The paradox of the Democratic party is that, more often than not, its establishment leaders seem to care more about passing an imaginary litmus test than actually pioneering change and unity. It isn’t, however, the only party with these issues.
If the current Democratic establishment seems childishly moralizing, then the current Republican establishment manifests reality out of a fantasy space-time continuum. Look no further than this year’s Republican National Convention, gaudily decorated in cheap patriotic paraphernalia as political leaders and C-tier culture war commentators warned of an apocalyptic future where chaos and discord thrived without the leadership of the Trump administration, ignoring the fact that we are, after all, already living under their leadership.

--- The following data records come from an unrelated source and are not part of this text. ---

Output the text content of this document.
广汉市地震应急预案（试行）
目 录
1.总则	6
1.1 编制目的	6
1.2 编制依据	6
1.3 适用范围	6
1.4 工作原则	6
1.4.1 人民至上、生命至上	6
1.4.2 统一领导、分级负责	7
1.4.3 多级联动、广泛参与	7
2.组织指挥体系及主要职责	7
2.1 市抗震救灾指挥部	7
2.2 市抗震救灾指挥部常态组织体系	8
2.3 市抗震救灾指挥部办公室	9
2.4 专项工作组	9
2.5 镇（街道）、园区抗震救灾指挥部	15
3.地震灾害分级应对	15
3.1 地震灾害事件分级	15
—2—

For a party proud of not being made up of a bunch of “snowflakes,” it is awfully fearful of the existence of anything that does not conform to their beliefs. Conservatives are still living in the absurd fantasy that trans people are predatory and that, somehow, liberals want to abolish the suburbs. It’s almost as absurd as Adorno saying jazz was consumerist and detrimental to marginalized communities.
Both parties hint at a glistening return to form, where everything was perfect, but we all know that has never been the case. 2020 was bound to happen and every single one of our politicians knew that. We acted minimally on climate change and now we have destructive fires across the globe. We acted minimally on equal opportunity and now our leaders are audaciously wondering why many of us have become politically enraged. We played an endless game of table tennis with our economy and legislation, and the ball finally flew off the table.
That’s the sad truth about our current neoliberal political landscape. It is nothing more than a reactionary thirst for profit instead of an active search for a sustainable way of life.
The past, as many of us know, is not indicative of the future, and both parties forget that, at the end of the day, their vision of apocalypse can easily be transformed into a search for utopia.
If this country’s birth brought an end to what seemed to be an inescapable political system of monarchy, then we should not think unity and utopia are that far off. I’ve been incredibly proud of the response many of my peers have had towards university administrators and their lackluster response towards our communal well-being, and if we can absolutely wreck their incompetence, then we can do the same with our political leaders. The bar is on the floor, after all.